Parents must learn to do less for their young adults. Once away at school, students will need to make decisions and judgments on their own. If the sink is stopped up, students need to handle it without parental support. Hopefully, they can be proactive and unplug it themselves. If not, they need to learn the channels available to them.
Parents of more dependent student may get a call. The parents tell their student that they will take care of it. Then the parent calls the landlord or a staff member and demands that the problem be taken care of. Most times when this happens, it is the first time that it has been reported. Why then didn’t the student go to the landlord or staff and ask for help first? Because they are used to having the parent[s] solve their problems.
What can parents do to help students make the transition to being away at school?
First, students must begin to make decisions themselves. Parents must insist their student engage in problem solving and advocacy for themselves. Secondly, parents can cultivate daily living skills that their students will need once they have left home.
The student has grown older and has a new set of challenges. Parents can assist in the development of independent living skills by expecting them to initiate chores while they are home. Laundry is a good example of a chore that everyone, learning difference or not, needs to do for themselves.
With all the new expectations of living away from home, the greater independence, the decision making, the academics, the social milieu of their dorm or apartment, they have their plate full.
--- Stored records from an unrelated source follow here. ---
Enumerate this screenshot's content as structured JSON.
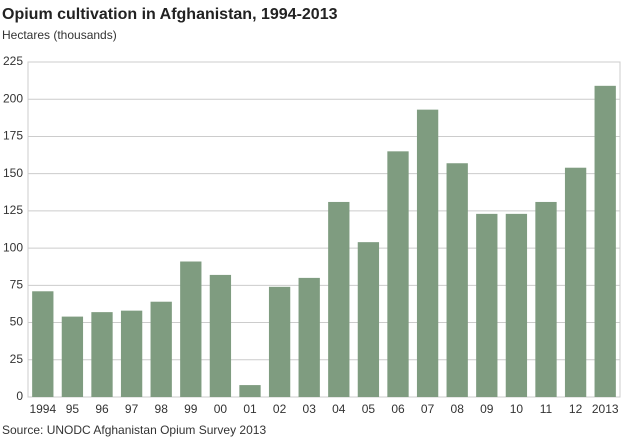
{
  "chart_data": {
    "type": "bar",
    "title": "Opium cultivation in Afghanistan, 1994-2013",
    "subtitle": "Hectares (thousands)",
    "source": "Source: UNODC Afghanistan Opium Survey 2013",
    "categories": [
      "1994",
      "95",
      "96",
      "97",
      "98",
      "99",
      "00",
      "01",
      "02",
      "03",
      "04",
      "05",
      "06",
      "07",
      "08",
      "09",
      "10",
      "11",
      "12",
      "2013"
    ],
    "values": [
      71,
      54,
      57,
      58,
      64,
      91,
      82,
      8,
      74,
      80,
      131,
      104,
      165,
      193,
      157,
      123,
      123,
      131,
      154,
      209
    ],
    "color": "#7f9c80",
    "ylim": [
      0,
      225
    ],
    "yticks": [
      0,
      25,
      50,
      75,
      100,
      125,
      150,
      175,
      200,
      225
    ],
    "grid": true
  }
}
Learning to do laundry in that setting is going to be just one more demand they are poorly equipped to handle.
Students who are already experienced at doing laundry have one less area to address in the new environment. They started doing their laundry at home. Doing their own wash, folding and putting it away has been a regularly scheduled weekly responsibility. Laundry is an excellent example of a chore that is easy for the parent to do, but in the end serves the need of the parent more than the child. Doing laundry for our children taps into our maternal or paternal sense. We can feel like we are nurturing while still being somewhat removed. It seems like a “nice thing to do”, and it is easy.
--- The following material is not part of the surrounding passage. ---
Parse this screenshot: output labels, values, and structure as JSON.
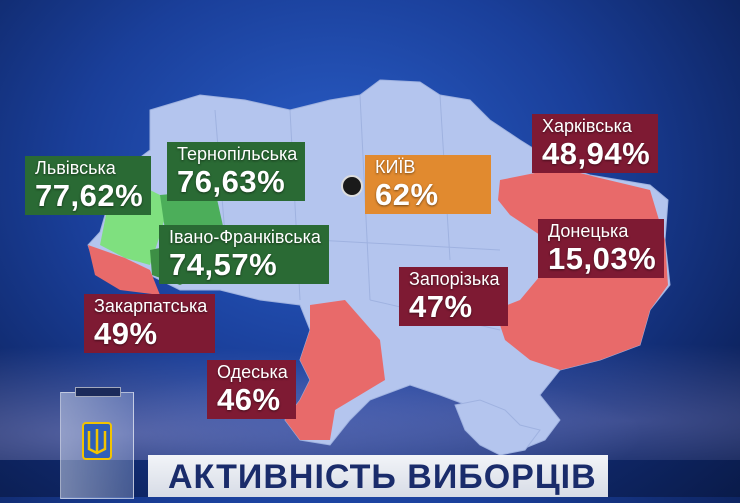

The reward for this modern-day parenting role is often internal – it means more to us than to our children.
Students tend to take laundry for granted, not even noticing that they have an endless supply of socks or tee shirts. Teaching the skill early and having them be responsible for their own wash will give them a leg up once they have left home.
Another area that should be addressed at home is cooking. When students are on their own, they are going to be planning, shopping, preparing and cleaning up food for themselves and their roommates. Cooking at home is something that can start immediately so that they will have basic skills when they arrive at school. Students need to learn basic prep work. They should be experienced with cutting, chopping and julienne before they arrive at school. They should learn to mix, drain and sauté.
Students that have basic cooking skills find their early months away from home to be much easier. It is recommended that families choose one night per week for their child to cook for the family. Assist them with meal planning, shopping or cooking as needed. Do not assist with the clean-up. Clean-up is something they will have to do on a daily basis, and requires more work than skill. Expect them to complete kitchen chores by sweeping, taking out the trash and wiping down the counters at least one time per week.
Students also must learn to pick up their own space. Students whose parents have “assisted” them by picking up their dirty clothes and organizing everything in their room have little skill when they arrive at school. Parents can assist students by helping them to simplify and pare down things in their rooms. Cluttered, busy and overfilled rooms are especially difficult for people that are “organizationally challenged”.
Helping them discard the old childish things and move into adulthood will serve them well once they arrive at school. Along those lines, parents can do a great service to students going off to school if they encourage simplicity. Sparse is always better.
The dedication and hard work of the parents pays. It is time for parents to help their students by doing less for them and expecting more.